Ledger Nano S Owners Urged to Update Firmware ASAP

Reading Time: 2 minutes

Owners of Ledger Nano S hardware wallets have been urged up upgrade to the latest firmware by Ruben Somsen, the founder of Seoul Bitcoin, who highlighted a bug on the popular wallet that might “send away ALL funds from ALL your accounts, with NO warning from the device”.

Ledger released firmware v1.5.5 in January stating that it contained a “critical security fix on the Bitcoin app”, and Somsen took to Twitter last week to outline just how critical it really is.

Exploit Discovered Last Month

The potential exploit was first discovered in January by former Mycelium blockchain engineer Sergey Lappo, who posted the find on his blog before Somsen later picked it up and highlighted it. The vulnerability relates only to the Bitcoin app and means that Ledger devices still operating on the 1.4.2 firmware can be fooled into giving away user funds in a five-step process:

1.  The user initiates a payment on malicious software.
2. All coins get used as inputs.
3. The Ledger gets fooled into accepting a malicious change address (this fault behavior is caused by simply leaving the derivation path empty).
4. The user confirms the normal looking transaction on the Ledger.
5. All coins (minus the payment) get sent to the malicious change address.

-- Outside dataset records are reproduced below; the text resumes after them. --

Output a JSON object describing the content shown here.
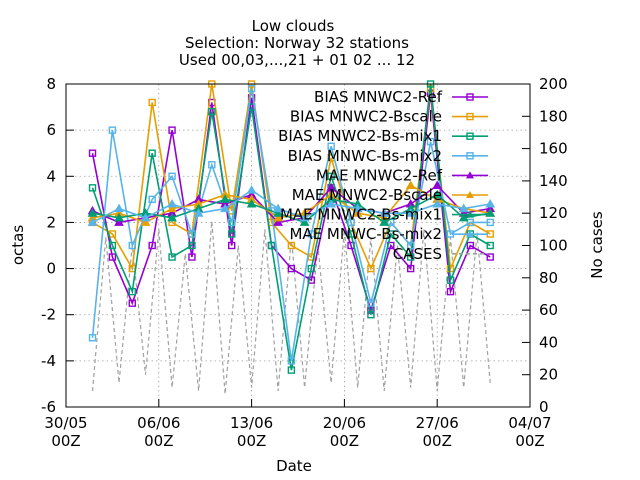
{
  "colors": {
    "BIAS MNWC2-Ref": "#9400d3",
    "BIAS MNWC2-Bscale": "#e69f00",
    "BIAS MNWC2-Bs-mix1": "#009e73",
    "BIAS MNWC-Bs-mix2": "#56b4e9",
    "MAE MNWC2-Ref": "#9400d3",
    "MAE MNWC2-Bscale": "#e69f00",
    "MAE MNWC2-Bs-mix1": "#009e73",
    "MAE MNWC-Bs-mix2": "#56b4e9",
    "CASES": "#a0a0a0"
  },
  "chart_data": {
    "type": "line",
    "title": [
      "Low clouds",
      "Selection: Norway      32 stations",
      "Used 00,03,...,21 + 01 02 ... 12"
    ],
    "xlabel": "Date",
    "ylabel": "octas",
    "y2label": "No cases",
    "xlim": [
      "2022-05-30 00Z",
      "2022-07-04 00Z"
    ],
    "ylim": [
      -6,
      8
    ],
    "y2lim": [
      0,
      200
    ],
    "x_ticks": [
      {
        "date": "2022-05-30",
        "line1": "30/05",
        "line2": "00Z"
      },
      {
        "date": "2022-06-06",
        "line1": "06/06",
        "line2": "00Z"
      },
      {
        "date": "2022-06-13",
        "line1": "13/06",
        "line2": "00Z"
      },
      {
        "date": "2022-06-20",
        "line1": "20/06",
        "line2": "00Z"
      },
      {
        "date": "2022-06-27",
        "line1": "27/06",
        "line2": "00Z"
      },
      {
        "date": "2022-07-04",
        "line1": "04/07",
        "line2": "00Z"
      }
    ],
    "y_ticks": [
      -6,
      -4,
      -2,
      0,
      2,
      4,
      6,
      8
    ],
    "y2_ticks": [
      0,
      20,
      40,
      60,
      80,
      100,
      120,
      140,
      160,
      180,
      200
    ],
    "grid": true,
    "legend_position": "top-right",
    "legend": [
      "BIAS MNWC2-Ref",
      "BIAS MNWC2-Bscale",
      "BIAS MNWC2-Bs-mix1",
      "BIAS MNWC-Bs-mix2",
      "MAE MNWC2-Ref",
      "MAE MNWC2-Bscale",
      "MAE MNWC2-Bs-mix1",
      "MAE MNWC-Bs-mix2",
      "CASES"
    ],
    "series": [
      {
        "name": "BIAS MNWC2-Ref",
        "axis": "y",
        "marker": "square",
        "x": [
          "2022-06-01 00Z",
          "2022-06-02 12Z",
          "2022-06-04 00Z",
          "2022-06-05 12Z",
          "2022-06-07 00Z",
          "2022-06-08 12Z",
          "2022-06-10 00Z",
          "2022-06-11 12Z",
          "2022-06-13 00Z",
          "2022-06-14 12Z",
          "2022-06-16 00Z",
          "2022-06-17 12Z",
          "2022-06-19 00Z",
          "2022-06-20 12Z",
          "2022-06-22 00Z",
          "2022-06-23 12Z",
          "2022-06-25 00Z",
          "2022-06-26 12Z",
          "2022-06-28 00Z",
          "2022-06-29 12Z",
          "2022-07-01 00Z"
        ],
        "values": [
          5.0,
          0.5,
          -1.5,
          1.0,
          6.0,
          0.5,
          7.2,
          1.0,
          7.4,
          1.0,
          0.0,
          -0.5,
          3.5,
          1.0,
          -1.8,
          1.0,
          0.0,
          7.6,
          -1.0,
          1.0,
          0.5
        ]
      },
      {
        "name": "BIAS MNWC2-Bscale",
        "axis": "y",
        "marker": "square",
        "x": [
          "2022-06-01 00Z",
          "2022-06-02 12Z",
          "2022-06-04 00Z",
          "2022-06-05 12Z",
          "2022-06-07 00Z",
          "2022-06-08 12Z",
          "2022-06-10 00Z",
          "2022-06-11 12Z",
          "2022-06-13 00Z",
          "2022-06-14 12Z",
          "2022-06-16 00Z",
          "2022-06-17 12Z",
          "2022-06-19 00Z",
          "2022-06-20 12Z",
          "2022-06-22 00Z",
          "2022-06-23 12Z",
          "2022-06-25 00Z",
          "2022-06-26 12Z",
          "2022-06-28 00Z",
          "2022-06-29 12Z",
          "2022-07-01 00Z"
        ],
        "values": [
          2.0,
          1.5,
          0.0,
          7.2,
          2.0,
          1.5,
          8.0,
          2.5,
          8.0,
          2.0,
          1.0,
          0.5,
          4.8,
          2.0,
          0.0,
          2.0,
          1.0,
          7.8,
          0.0,
          2.0,
          1.5
        ]
      },
      {
        "name": "BIAS MNWC2-Bs-mix1",
        "axis": "y",
        "marker": "square",
        "x": [
          "2022-06-01 00Z",
          "2022-06-02 12Z",
          "2022-06-04 00Z",
          "2022-06-05 12Z",
          "2022-06-07 00Z",
          "2022-06-08 12Z",
          "2022-06-10 00Z",
          "2022-06-11 12Z",
          "2022-06-13 00Z",
          "2022-06-14 12Z",
          "2022-06-16 00Z",
          "2022-06-17 12Z",
          "2022-06-19 00Z",
          "2022-06-20 12Z",
          "2022-06-22 00Z",
          "2022-06-23 12Z",
          "2022-06-25 00Z",
          "2022-06-26 12Z",
          "2022-06-28 00Z",
          "2022-06-29 12Z",
          "2022-07-01 00Z"
        ],
        "values": [
          3.5,
          1.0,
          -1.0,
          5.0,
          0.5,
          1.0,
          6.8,
          1.5,
          7.0,
          1.0,
          -4.4,
          0.0,
          4.0,
          1.5,
          -2.0,
          1.5,
          0.5,
          8.0,
          -0.5,
          1.5,
          1.0
        ]
      },
      {
        "name": "BIAS MNWC-Bs-mix2",
        "axis": "y",
        "marker": "square",
        "x": [
          "2022-06-01 00Z",
          "2022-06-02 12Z",
          "2022-06-04 00Z",
          "2022-06-05 12Z",
          "2022-06-07 00Z",
          "2022-06-08 12Z",
          "2022-06-10 00Z",
          "2022-06-11 12Z",
          "2022-06-13 00Z",
          "2022-06-14 12Z",
          "2022-06-16 00Z",
          "2022-06-17 12Z",
          "2022-06-19 00Z",
          "2022-06-20 12Z",
          "2022-06-22 00Z",
          "2022-06-23 12Z",
          "2022-06-25 00Z",
          "2022-06-26 12Z",
          "2022-06-28 00Z",
          "2022-06-29 12Z",
          "2022-07-01 00Z"
        ],
        "values": [
          -3.0,
          6.0,
          1.0,
          3.0,
          4.0,
          1.5,
          4.5,
          2.0,
          7.8,
          2.5,
          -4.0,
          1.5,
          5.3,
          2.0,
          -1.5,
          2.0,
          1.0,
          5.5,
          1.5,
          2.0,
          2.0
        ]
      },
      {
        "name": "MAE MNWC2-Ref",
        "axis": "y",
        "marker": "triangle",
        "x": [
          "2022-06-01 00Z",
          "2022-06-03 00Z",
          "2022-06-05 00Z",
          "2022-06-07 00Z",
          "2022-06-09 00Z",
          "2022-06-11 00Z",
          "2022-06-13 00Z",
          "2022-06-15 00Z",
          "2022-06-17 00Z",
          "2022-06-19 00Z",
          "2022-06-21 00Z",
          "2022-06-23 00Z",
          "2022-06-25 00Z",
          "2022-06-27 00Z",
          "2022-06-29 00Z",
          "2022-07-01 00Z"
        ],
        "values": [
          2.5,
          2.0,
          2.2,
          2.4,
          3.0,
          2.8,
          3.2,
          2.0,
          2.2,
          3.5,
          2.6,
          2.4,
          2.8,
          3.6,
          2.4,
          2.6
        ]
      },
      {
        "name": "MAE MNWC2-Bscale",
        "axis": "y",
        "marker": "triangle",
        "x": [
          "2022-06-01 00Z",
          "2022-06-03 00Z",
          "2022-06-05 00Z",
          "2022-06-07 00Z",
          "2022-06-09 00Z",
          "2022-06-11 00Z",
          "2022-06-13 00Z",
          "2022-06-15 00Z",
          "2022-06-17 00Z",
          "2022-06-19 00Z",
          "2022-06-21 00Z",
          "2022-06-23 00Z",
          "2022-06-25 00Z",
          "2022-06-27 00Z",
          "2022-06-29 00Z",
          "2022-07-01 00Z"
        ],
        "values": [
          2.2,
          2.4,
          2.0,
          2.6,
          2.8,
          3.2,
          3.0,
          2.2,
          2.4,
          3.2,
          2.4,
          2.2,
          3.6,
          3.0,
          2.6,
          2.4
        ]
      },
      {
        "name": "MAE MNWC2-Bs-mix1",
        "axis": "y",
        "marker": "triangle",
        "x": [
          "2022-06-01 00Z",
          "2022-06-03 00Z",
          "2022-06-05 00Z",
          "2022-06-07 00Z",
          "2022-06-09 00Z",
          "2022-06-11 00Z",
          "2022-06-13 00Z",
          "2022-06-15 00Z",
          "2022-06-17 00Z",
          "2022-06-19 00Z",
          "2022-06-21 00Z",
          "2022-06-23 00Z",
          "2022-06-25 00Z",
          "2022-06-27 00Z",
          "2022-06-29 00Z",
          "2022-07-01 00Z"
        ],
        "values": [
          2.4,
          2.2,
          2.4,
          2.2,
          2.6,
          3.0,
          2.8,
          2.4,
          2.0,
          3.0,
          2.8,
          2.0,
          2.6,
          3.2,
          2.2,
          2.4
        ]
      },
      {
        "name": "MAE MNWC-Bs-mix2",
        "axis": "y",
        "marker": "triangle",
        "x": [
          "2022-06-01 00Z",
          "2022-06-03 00Z",
          "2022-06-05 00Z",
          "2022-06-07 00Z",
          "2022-06-09 00Z",
          "2022-06-11 00Z",
          "2022-06-13 00Z",
          "2022-06-15 00Z",
          "2022-06-17 00Z",
          "2022-06-19 00Z",
          "2022-06-21 00Z",
          "2022-06-23 00Z",
          "2022-06-25 00Z",
          "2022-06-27 00Z",
          "2022-06-29 00Z",
          "2022-07-01 00Z"
        ],
        "values": [
          2.0,
          2.6,
          2.2,
          2.8,
          2.4,
          2.6,
          3.4,
          2.6,
          2.2,
          2.8,
          2.6,
          2.4,
          2.4,
          2.8,
          2.6,
          2.8
        ]
      },
      {
        "name": "CASES",
        "axis": "y2",
        "marker": "none",
        "dashed": true,
        "x": [
          "2022-06-01 00Z",
          "2022-06-02 00Z",
          "2022-06-03 00Z",
          "2022-06-04 00Z",
          "2022-06-05 00Z",
          "2022-06-06 00Z",
          "2022-06-07 00Z",
          "2022-06-08 00Z",
          "2022-06-09 00Z",
          "2022-06-10 00Z",
          "2022-06-11 00Z",
          "2022-06-12 00Z",
          "2022-06-13 00Z",
          "2022-06-14 00Z",
          "2022-06-15 00Z",
          "2022-06-16 00Z",
          "2022-06-17 00Z",
          "2022-06-18 00Z",
          "2022-06-19 00Z",
          "2022-06-20 00Z",
          "2022-06-21 00Z",
          "2022-06-22 00Z",
          "2022-06-23 00Z",
          "2022-06-24 00Z",
          "2022-06-25 00Z",
          "2022-06-26 00Z",
          "2022-06-27 00Z",
          "2022-06-28 00Z",
          "2022-06-29 00Z",
          "2022-06-30 00Z",
          "2022-07-01 00Z"
        ],
        "values": [
          10,
          105,
          15,
          100,
          20,
          110,
          12,
          95,
          10,
          115,
          8,
          100,
          12,
          110,
          10,
          105,
          12,
          100,
          15,
          110,
          12,
          105,
          10,
          100,
          12,
          110,
          10,
          105,
          12,
          108,
          15
        ]
      }
    ]
  }
}
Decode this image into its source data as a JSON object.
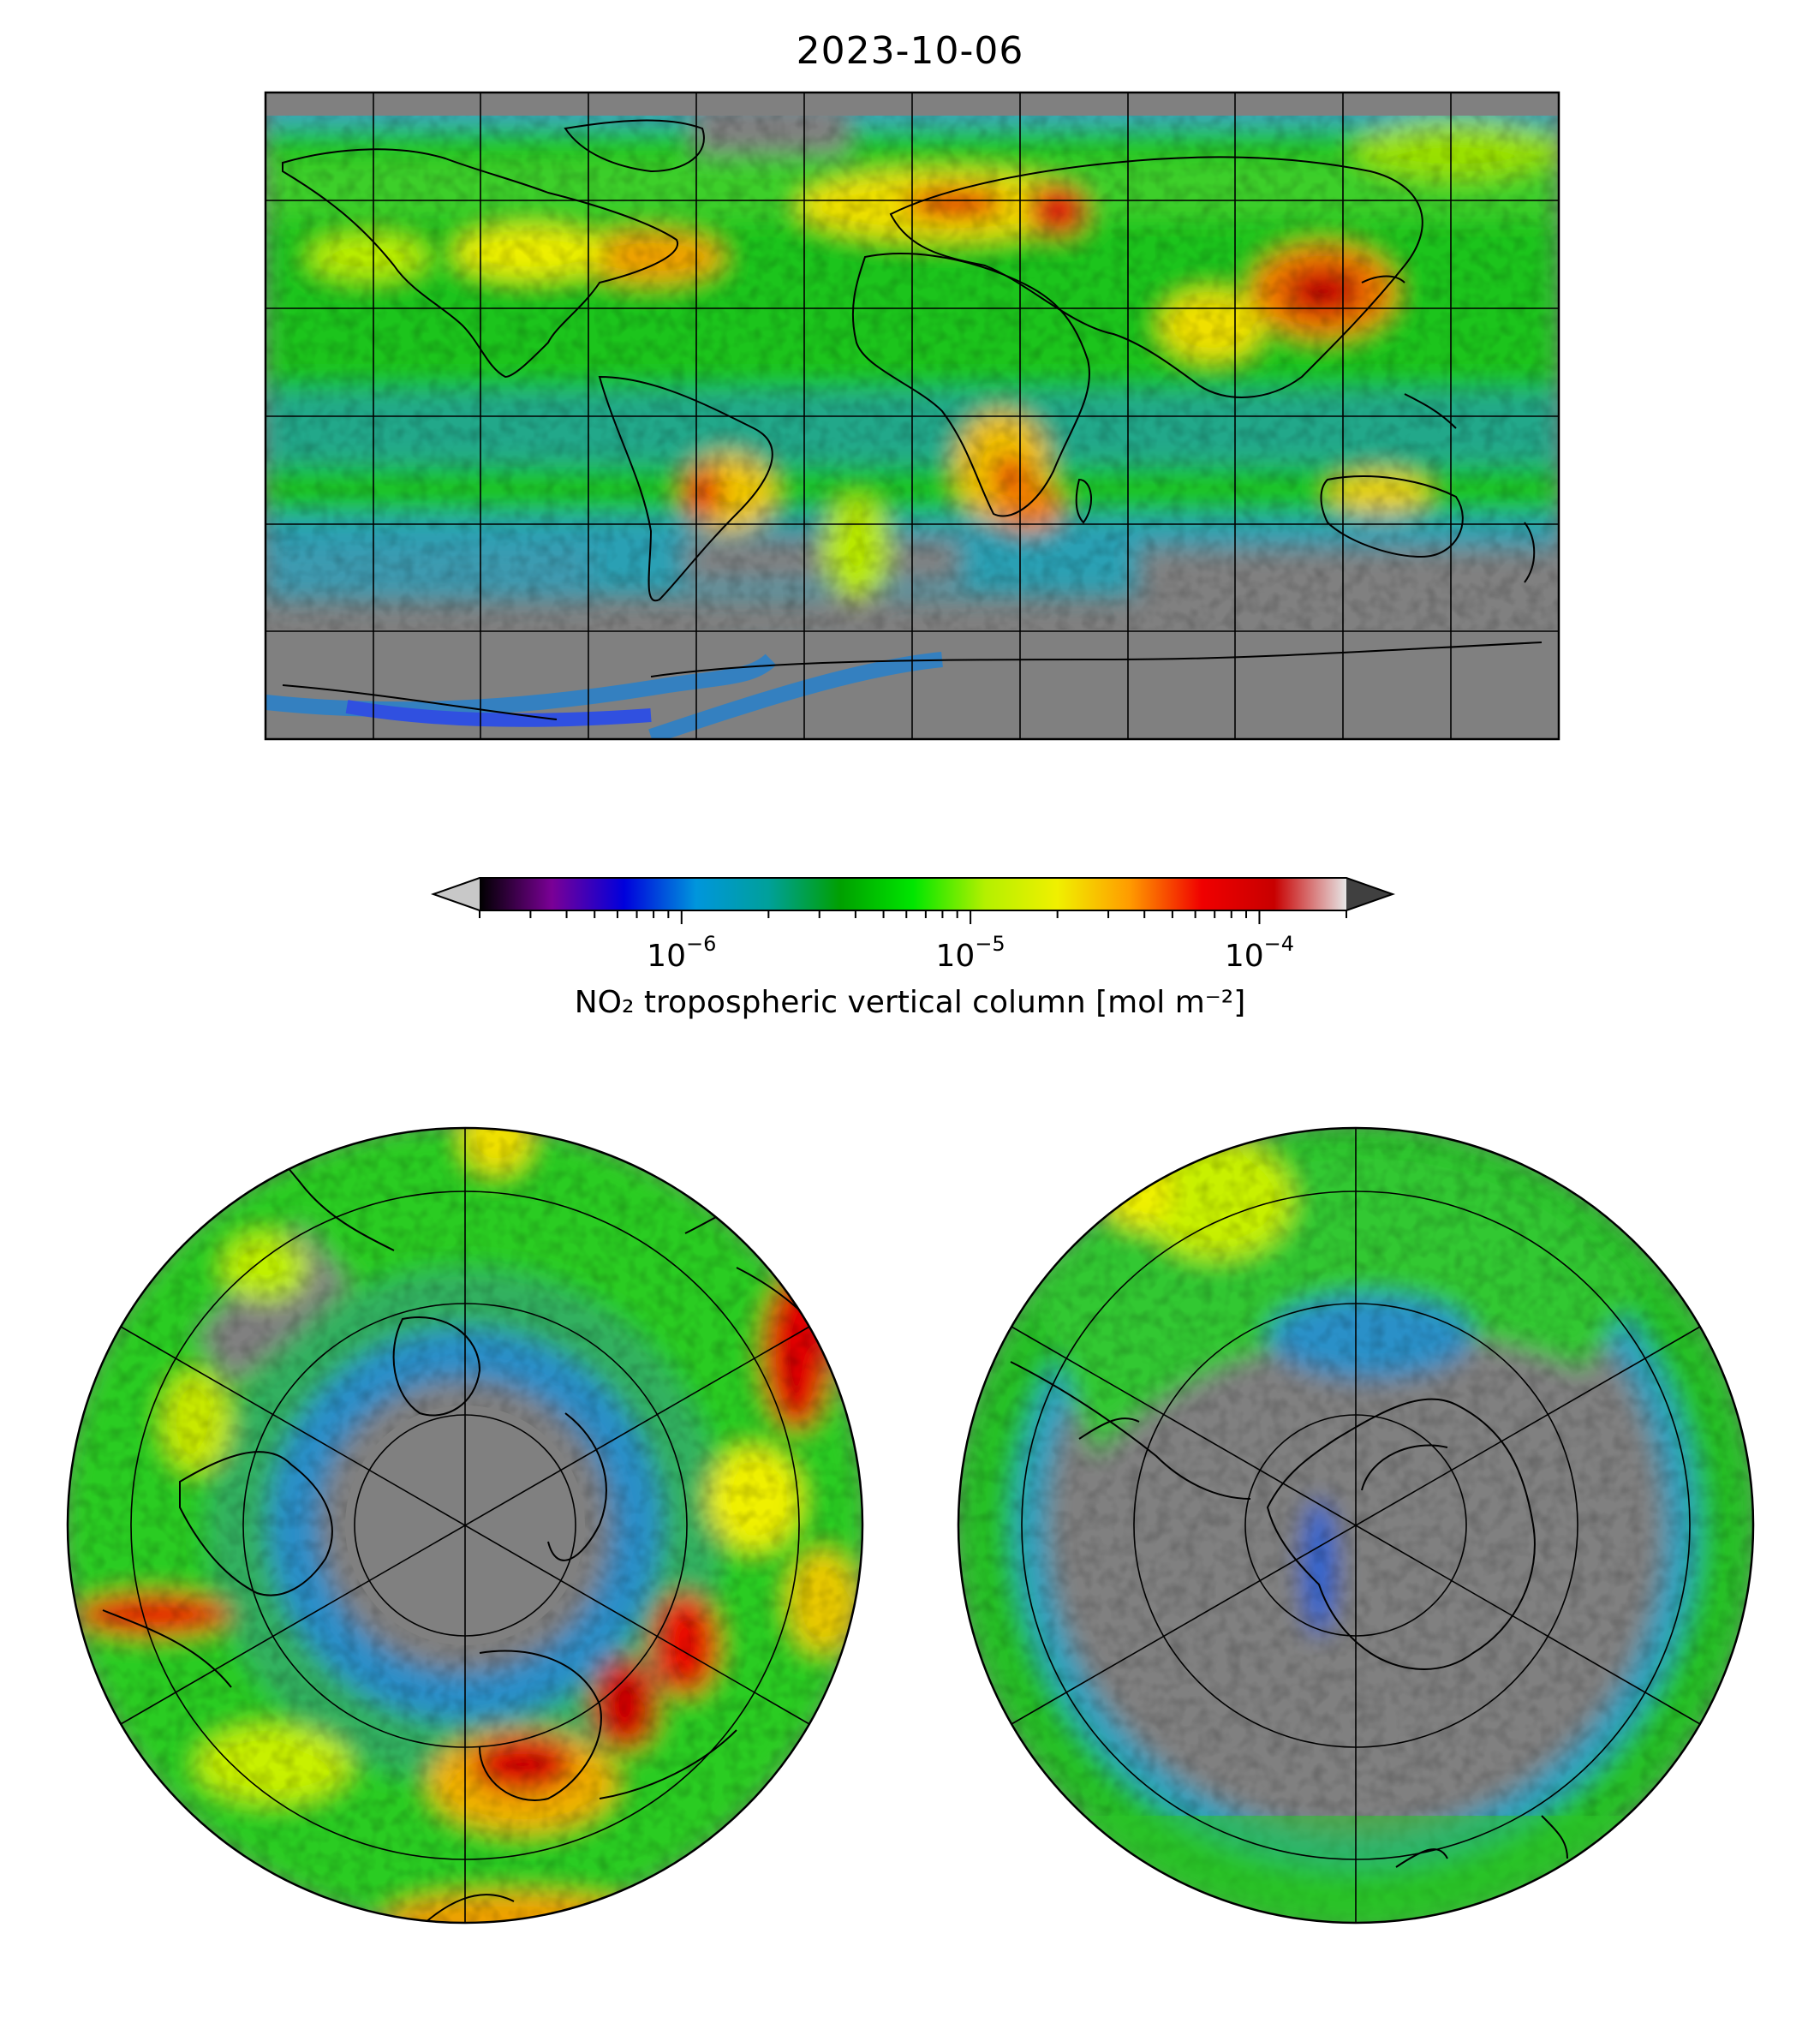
{
  "title": "2023-10-06",
  "colorbar": {
    "label": "NO₂ tropospheric vertical column [mol m⁻²]",
    "scale": "log",
    "ticks": [
      {
        "base": "10",
        "exp": "−6",
        "value": 1e-06
      },
      {
        "base": "10",
        "exp": "−5",
        "value": 1e-05
      },
      {
        "base": "10",
        "exp": "−4",
        "value": 0.0001
      }
    ],
    "range": [
      2e-07,
      0.0002
    ],
    "extend": "both",
    "colors": {
      "under": "#c8c8c8",
      "over": "#404040",
      "stops": [
        "#000000",
        "#7a0096",
        "#0000dc",
        "#0096dc",
        "#00a09a",
        "#00a000",
        "#00e600",
        "#b4f000",
        "#f0f000",
        "#ff9b00",
        "#f00000",
        "#c80000",
        "#e6e6e6"
      ]
    }
  },
  "maps": {
    "global": {
      "projection": "plate-carree",
      "no_data_color": "#808080"
    },
    "north_polar": {
      "projection": "north-polar-stereographic",
      "no_data_color": "#808080"
    },
    "south_polar": {
      "projection": "south-polar-stereographic",
      "no_data_color": "#808080"
    }
  }
}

Worryingly, the hacker doesn’t need access to the Ledger device itself, just the device the Ledger is attached to. It is advised therefore that users update the firmware immediately and try to avoid connecting their hardware wallet to multiple devices, ideally just using a single secure device to interact with. The news of the potential exploit comes on the back of a presentation by a security group last month that highlighted four separate vulnerabilities in the Ledger Nano S.

How to Upgrade

Ledger advises that the update is performed using their Ledger Live app, which is available on Windows, Mac or Linux. Users are advised that they will likely have to delete all existing apps on the device before installing the firmware, but this process has no impact on funds held on the device and the apps can be easily reinstalled once the upgrade is complete.